During the period January to September 2012, a total of 263,153 tonnes of aluminium was subjected to further processing in Germany. The production volume was thus down 5.7 per cent year-on-year. Further processing is divided into three sectors: foil and thin strip, tube, cans and impact extrusions, and metal powder. While the production of foil and thin strip fell 6.5 per cent, the declines for tube, cans and impact extrusions (down 4.3 per cent) and the production of metal powder (down 4.5 per cent) were lower.

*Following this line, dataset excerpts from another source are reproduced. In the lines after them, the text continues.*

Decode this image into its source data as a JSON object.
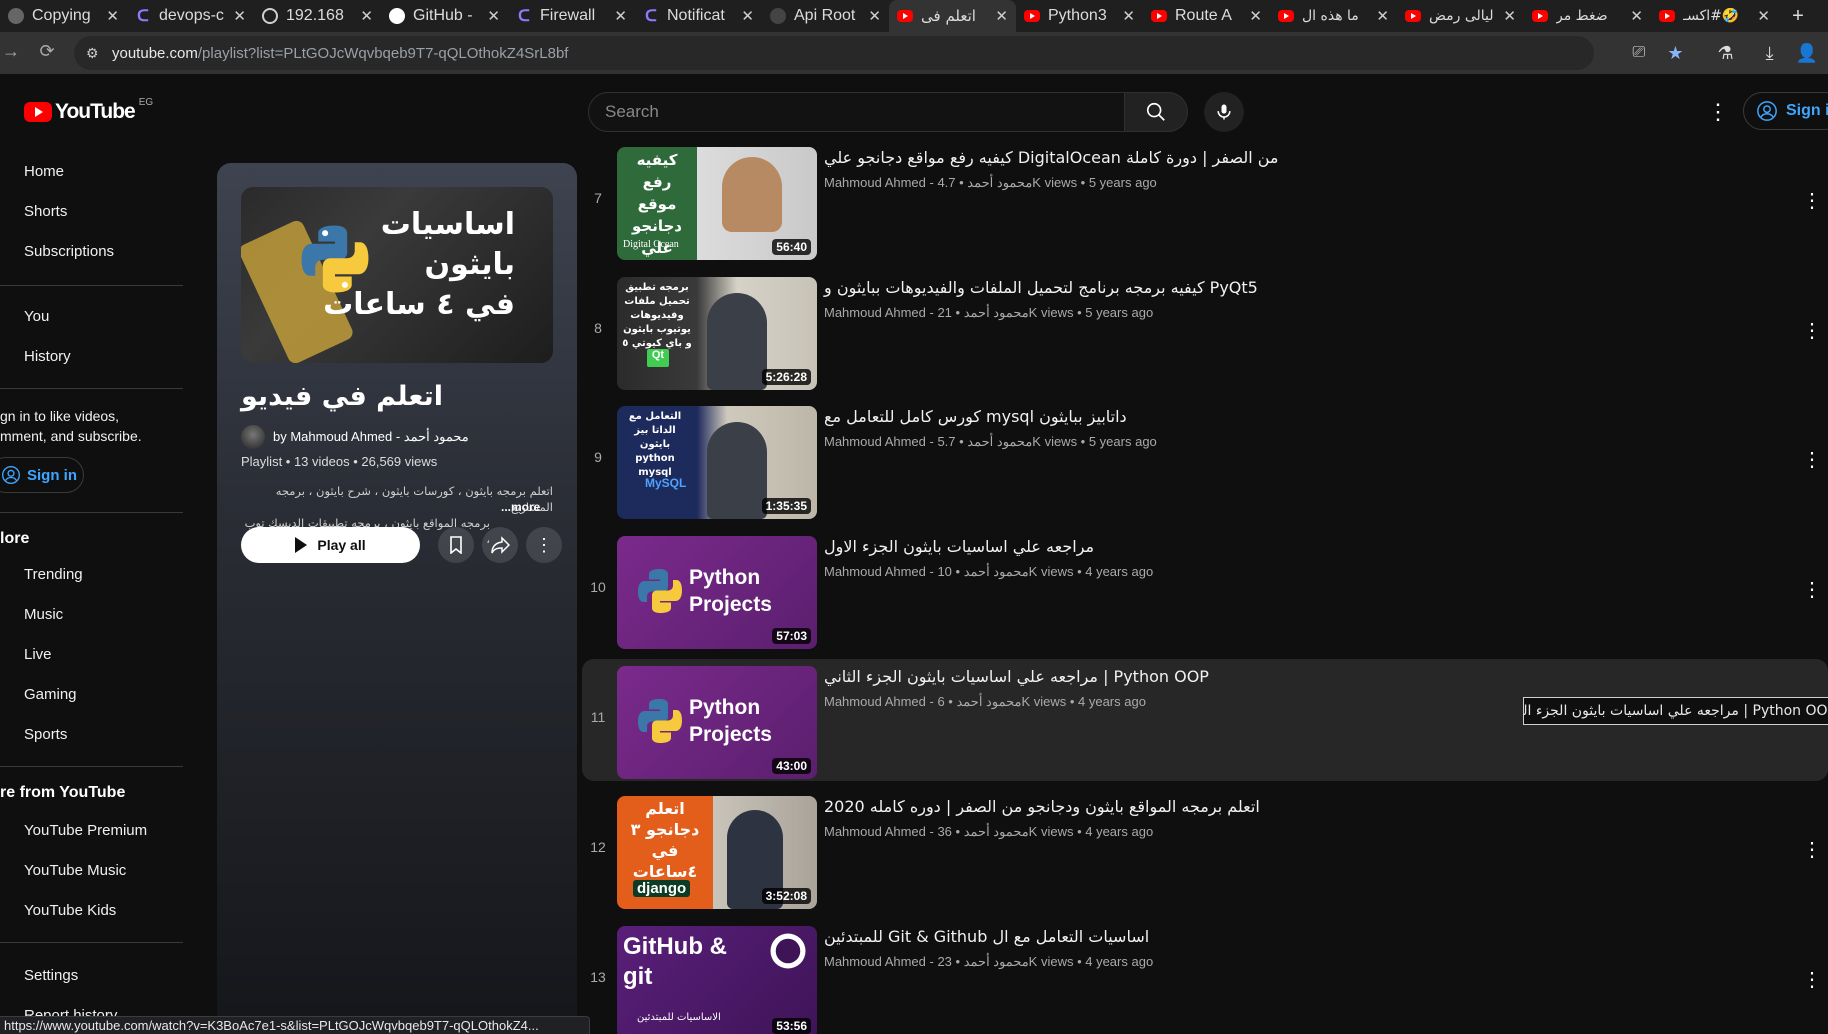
{
  "browser": {
    "tabs": [
      {
        "title": "Copying",
        "icon": "copy-icon"
      },
      {
        "title": "devops-c",
        "icon": "c-icon"
      },
      {
        "title": "192.168",
        "icon": "globe-icon"
      },
      {
        "title": "GitHub -",
        "icon": "github-icon"
      },
      {
        "title": "Firewall",
        "icon": "c-icon"
      },
      {
        "title": "Notificat",
        "icon": "c-icon"
      },
      {
        "title": "Api Root",
        "icon": "api-icon"
      },
      {
        "title": "اتعلم فى",
        "icon": "youtube-icon"
      },
      {
        "title": "Python3",
        "icon": "youtube-icon"
      },
      {
        "title": "Route A",
        "icon": "youtube-icon"
      },
      {
        "title": "ما هذه ال",
        "icon": "youtube-icon"
      },
      {
        "title": "ليالى رمض",
        "icon": "youtube-icon"
      },
      {
        "title": "ضغط مر",
        "icon": "youtube-icon"
      },
      {
        "title": "🤣#اكسـ",
        "icon": "youtube-icon"
      }
    ],
    "url_host": "youtube.com",
    "url_rest": "/playlist?list=PLtGOJcWqvbqeb9T7-qQLOthokZ4SrL8bf"
  },
  "header": {
    "logo": "YouTube",
    "country": "EG",
    "search_placeholder": "Search",
    "sign_in": "Sign in"
  },
  "sidebar": {
    "main": [
      "Home",
      "Shorts",
      "Subscriptions"
    ],
    "you": [
      "You",
      "History"
    ],
    "signin_prompt_1": "gn in to like videos,",
    "signin_prompt_2": "mment, and subscribe.",
    "signin": "Sign in",
    "explore_head": "lore",
    "explore": [
      "Trending",
      "Music",
      "Live",
      "Gaming",
      "Sports"
    ],
    "more_head": "re from YouTube",
    "more": [
      "YouTube Premium",
      "YouTube Music",
      "YouTube Kids"
    ],
    "settings": [
      "Settings",
      "Report history"
    ]
  },
  "playlist": {
    "thumb_line1": "اساسيات",
    "thumb_line2": "بايثون",
    "thumb_line3": "في ٤ ساعات",
    "title": "اتعلم في فيديو",
    "owner": "by Mahmoud Ahmed - محمود أحمد",
    "meta": "Playlist • 13 videos • 26,569 views",
    "desc_line1": "اتعلم برمجه بايثون ، كورسات بايثون ، شرح بايثون ، برمجه المشاريع",
    "desc_line2": "برمجه المواقع بايثون ، برمجه تطبيقات الديسك توب ،",
    "more": "...more",
    "play_all": "Play all"
  },
  "videos": [
    {
      "num": "7",
      "title": "من الصفر | دورة كاملة DigitalOcean كيفيه رفع مواقع دجانجو علي",
      "meta": "Mahmoud Ahmed - محمود أحمد • 4.7K views • 5 years ago",
      "duration": "56:40",
      "thumb_text": "كيفيه رفع موقع دجانجو علي",
      "thumb_sub": "Digital Ocean"
    },
    {
      "num": "8",
      "title": "PyQt5 كيفيه برمجه برنامج لتحميل الملفات والفيديوهات ببايثون و",
      "meta": "Mahmoud Ahmed - محمود أحمد • 21K views • 5 years ago",
      "duration": "5:26:28",
      "thumb_text": "برمجه تطبيق تحميل ملفات وفيديوهات يوتيوب بايثون و باي كيوتي ٥",
      "thumb_sub": "Qt"
    },
    {
      "num": "9",
      "title": "داتابيز ببايثون mysql كورس كامل للتعامل مع",
      "meta": "Mahmoud Ahmed - محمود أحمد • 5.7K views • 5 years ago",
      "duration": "1:35:35",
      "thumb_text": "التعامل مع الداتا بيز بايثون python mysql",
      "thumb_sub": "MySQL"
    },
    {
      "num": "10",
      "title": "مراجعه علي اساسيات بايثون الجزء الاول",
      "meta": "Mahmoud Ahmed - محمود أحمد • 10K views • 4 years ago",
      "duration": "57:03",
      "thumb_text": "Python Projects",
      "thumb_sub": ""
    },
    {
      "num": "11",
      "title": "Python OOP | مراجعه علي اساسيات بايثون الجزء الثاني",
      "meta": "Mahmoud Ahmed - محمود أحمد • 6K views • 4 years ago",
      "duration": "43:00",
      "thumb_text": "Python Projects",
      "thumb_sub": ""
    },
    {
      "num": "12",
      "title": "اتعلم برمجه المواقع بايثون ودجانجو من الصفر | دوره كامله 2020",
      "meta": "Mahmoud Ahmed - محمود أحمد • 36K views • 4 years ago",
      "duration": "3:52:08",
      "thumb_text": "اتعلم دجانجو ٣ في ٤ساعات",
      "thumb_sub": "django"
    },
    {
      "num": "13",
      "title": "اساسيات التعامل مع ال Git & Github للمبتدئين",
      "meta": "Mahmoud Ahmed - محمود أحمد • 23K views • 4 years ago",
      "duration": "53:56",
      "thumb_text": "GitHub & git",
      "thumb_sub": "الاساسيات للمبتدئين"
    }
  ],
  "tooltip": "Python OOP | مراجعه علي اساسيات بايثون الجزء الثاني",
  "status_url": "https://www.youtube.com/watch?v=K3BoAc7e1-s&list=PLtGOJcWqvbqeb9T7-qQLOthokZ4..."
}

Economic environment and forecast for Q4/2012
"Thus far, the German aluminium industry has successfully withstood competition from elsewhere in Europe," says Andreas Postler, head of economics and statistics at GDA. "It has worked hard in recent years to achieve this and the companies have been able to increase their share of European production significantly in many areas." However, given the weakness of European export markets and continuing uncertainty due to the European debt crisis, companies are becoming increasingly concerned about future economic developments. The export of aluminium and the goods produced from it has already declined significantly. So far, however, traders have been more affected than producers. "Germany urgently requires stronger global economic driving forces, primarily from the emerging countries," explains Andreas Postler. "This is the only way to compensate for the fall in demand in Europe. Although global economic activity is showing the first small signs of growth, there will nevertheless be little dynamic growth in the near future."
"We continue to be cautiously optimistic about the prospects for the German aluminium industry," adds Christian Wellner. "In recent years, companies have become flexible when it comes to production and they are capable of reacting to declines in demand. For the fourth quarter, there is no fundamental improvement in sight but the economic situation in Germany remains positive."